You might think the hard-money, recession-at-every-corner crowd would be predicting an imminent reversal in the stock market given the 20% gain for the Dow Jones Industrial Average this year.
Thorsten Polleit, the chief economist at Swiss metals trader Degussa, explains why he thinks an economic boom will continue, with stock prices also strong.
“As long as there is still room for pushing the market interest rate down further, the chances are reasonably good that the boom continues, and that the bust will be adjourned into the future. As per the charts below, current market interest rates in the U.S. have not reached rock bottom yet. Corporate and mortgage credit costs in particular still have some way to go before hitting zero,” he writes in an article for the Alabama libertarian think tank, the Mises Institute.
“The decline in market interest rates is only one factor among many others which explain why stock prices have gone up in recent years. But it is a significant factor, and it contributes to the build-up of a price bubble,” he says.
To be sure, Polleit expects a very hard landing. “The severity of the crisis that must be expected to unfold at some point in the future — at the latest when all market interest rates have been pushed onto the zero line and investment returns have become negligible — is driven to ever-higher levels. This is something we do know from the Austrian business cycle theory. But it is certainly not enough to come up with a reliable forecast,” he says.
China’s exports fell in November, the fourth straight decline.
French drugmaker Sanofi SNY, -0.11% is going to buy biotech Synthorx THOR, +0.20% for $2.5 billion, or $68 a share — nearly triple the biotech’s $25.03-a-share close on Friday. Merck MRK, +0.11%, the U.S. drug giant, meanwhile said it’s buying ArQule ARQL, +1.63% for $2.7 billion, or $20 a share — more than double Friday’s closing price for the biotech.
The stock price for Tullow Oil TLW, -64.07% dived by nearly 60% after the British oil and gas company cut its production outlook, which caused its chief executive to resign.
The Bank for International Settlements said the four leading U.S. banks’ unwillingness to lend is what’s behind the spike in U.S. money-market rates that has prompted Federal Reserve intervention.
A New Zealand volcanic island erupted on Monday, killing five people and leaving many more missing.

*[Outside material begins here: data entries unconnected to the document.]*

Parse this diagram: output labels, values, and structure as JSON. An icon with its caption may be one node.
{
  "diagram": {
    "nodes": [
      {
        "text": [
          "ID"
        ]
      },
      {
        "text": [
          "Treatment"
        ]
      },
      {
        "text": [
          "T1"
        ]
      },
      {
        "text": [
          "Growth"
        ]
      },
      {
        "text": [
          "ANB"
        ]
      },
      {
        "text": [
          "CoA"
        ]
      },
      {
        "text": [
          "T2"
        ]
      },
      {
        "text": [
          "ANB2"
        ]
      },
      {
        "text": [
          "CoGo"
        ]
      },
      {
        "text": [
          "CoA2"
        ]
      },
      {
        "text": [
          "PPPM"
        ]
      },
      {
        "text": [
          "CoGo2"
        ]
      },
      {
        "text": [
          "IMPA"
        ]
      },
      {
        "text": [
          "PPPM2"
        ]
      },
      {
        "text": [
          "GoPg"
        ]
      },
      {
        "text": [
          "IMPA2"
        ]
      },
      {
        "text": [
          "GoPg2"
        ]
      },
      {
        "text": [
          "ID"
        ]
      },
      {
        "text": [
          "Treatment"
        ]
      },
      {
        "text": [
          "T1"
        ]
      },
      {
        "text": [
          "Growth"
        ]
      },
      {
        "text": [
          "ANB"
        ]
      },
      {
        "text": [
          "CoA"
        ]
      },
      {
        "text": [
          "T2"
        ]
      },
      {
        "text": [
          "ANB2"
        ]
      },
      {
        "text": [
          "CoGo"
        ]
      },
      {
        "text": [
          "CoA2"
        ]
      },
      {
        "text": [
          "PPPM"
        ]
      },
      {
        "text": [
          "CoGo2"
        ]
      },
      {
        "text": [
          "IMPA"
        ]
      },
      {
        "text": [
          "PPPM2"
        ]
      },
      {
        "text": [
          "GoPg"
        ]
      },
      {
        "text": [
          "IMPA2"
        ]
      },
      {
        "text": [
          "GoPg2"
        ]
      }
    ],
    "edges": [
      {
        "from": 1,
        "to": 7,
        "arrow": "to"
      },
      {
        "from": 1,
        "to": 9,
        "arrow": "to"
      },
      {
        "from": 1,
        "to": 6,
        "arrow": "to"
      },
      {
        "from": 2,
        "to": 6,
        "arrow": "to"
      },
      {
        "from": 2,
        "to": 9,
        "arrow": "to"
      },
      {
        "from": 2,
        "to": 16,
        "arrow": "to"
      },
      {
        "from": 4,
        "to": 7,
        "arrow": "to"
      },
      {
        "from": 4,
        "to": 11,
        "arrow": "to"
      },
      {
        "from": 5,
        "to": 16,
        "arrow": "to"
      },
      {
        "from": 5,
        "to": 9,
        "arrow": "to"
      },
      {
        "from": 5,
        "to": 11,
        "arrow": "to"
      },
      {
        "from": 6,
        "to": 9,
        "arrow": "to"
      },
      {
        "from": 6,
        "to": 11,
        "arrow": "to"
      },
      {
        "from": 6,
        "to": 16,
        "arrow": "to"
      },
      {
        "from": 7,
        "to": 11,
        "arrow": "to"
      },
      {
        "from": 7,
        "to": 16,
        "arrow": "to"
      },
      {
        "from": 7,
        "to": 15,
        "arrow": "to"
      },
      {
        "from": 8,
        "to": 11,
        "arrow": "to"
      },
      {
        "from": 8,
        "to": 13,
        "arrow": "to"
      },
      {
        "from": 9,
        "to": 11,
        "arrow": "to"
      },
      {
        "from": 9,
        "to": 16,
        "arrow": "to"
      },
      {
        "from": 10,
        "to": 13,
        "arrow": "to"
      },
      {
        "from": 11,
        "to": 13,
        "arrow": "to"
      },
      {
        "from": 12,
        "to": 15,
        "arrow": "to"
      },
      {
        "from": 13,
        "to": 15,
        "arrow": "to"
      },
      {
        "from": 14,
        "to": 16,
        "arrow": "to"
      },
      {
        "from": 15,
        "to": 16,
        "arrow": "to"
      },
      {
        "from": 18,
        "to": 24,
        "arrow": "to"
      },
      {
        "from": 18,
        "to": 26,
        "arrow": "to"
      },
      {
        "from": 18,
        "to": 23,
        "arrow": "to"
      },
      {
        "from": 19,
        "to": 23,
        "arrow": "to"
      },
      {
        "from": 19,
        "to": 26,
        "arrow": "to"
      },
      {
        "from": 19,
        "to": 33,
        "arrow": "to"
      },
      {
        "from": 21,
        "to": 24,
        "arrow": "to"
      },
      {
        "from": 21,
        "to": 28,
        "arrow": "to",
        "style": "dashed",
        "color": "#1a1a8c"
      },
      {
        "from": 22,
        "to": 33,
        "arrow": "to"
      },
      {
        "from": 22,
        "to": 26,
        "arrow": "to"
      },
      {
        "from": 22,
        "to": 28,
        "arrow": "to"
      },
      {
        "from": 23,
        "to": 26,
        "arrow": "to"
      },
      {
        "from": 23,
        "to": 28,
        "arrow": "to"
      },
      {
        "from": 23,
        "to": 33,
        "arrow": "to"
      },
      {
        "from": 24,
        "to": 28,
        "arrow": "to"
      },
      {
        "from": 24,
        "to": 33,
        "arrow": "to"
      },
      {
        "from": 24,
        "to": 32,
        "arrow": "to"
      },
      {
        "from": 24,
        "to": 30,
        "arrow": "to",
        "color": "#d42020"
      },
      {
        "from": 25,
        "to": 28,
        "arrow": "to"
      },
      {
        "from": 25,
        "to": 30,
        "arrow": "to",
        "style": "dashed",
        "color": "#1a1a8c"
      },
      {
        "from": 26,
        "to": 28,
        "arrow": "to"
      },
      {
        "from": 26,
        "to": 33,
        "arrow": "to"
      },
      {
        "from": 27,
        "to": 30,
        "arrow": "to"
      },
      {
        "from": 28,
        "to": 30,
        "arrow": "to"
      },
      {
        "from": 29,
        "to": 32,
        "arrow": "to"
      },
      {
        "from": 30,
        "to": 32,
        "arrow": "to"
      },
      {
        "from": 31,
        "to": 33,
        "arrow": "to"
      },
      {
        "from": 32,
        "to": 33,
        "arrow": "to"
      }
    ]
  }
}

Not much on the plate for Monday, but the Federal Reserve’s decision on whether to hold interest rates steady comes on Wednesday, and the latest consumer price index and retail sales reports are due this week as well. The Fed is expected to leave interest rates unchanged after three straight reductions. The European Central Bank also is expected to keep rates unchanged on Thursday when it meets for the first time since Christine Lagarde became president.
No news on the U.S.-China trade front seems to be bad news, as stock futures ES00, -0.07% drifted lower ahead of the Dec. 15 deadline for tariffs to be increased.
Innovative design for an extra-wide bun to accommodate two hot dogs simultaneously.
Finland’s Sanna Marin will become the world’s youngest prime minister this week, at all of 34 years old.
In a good test of tear duct functionality, The New York Times writes about the lovers who met in Auschwitz, reunited 72 years later.
A “second killer space rock” is coming Earth’s way. (For better or worse, they’re both expected to miss.)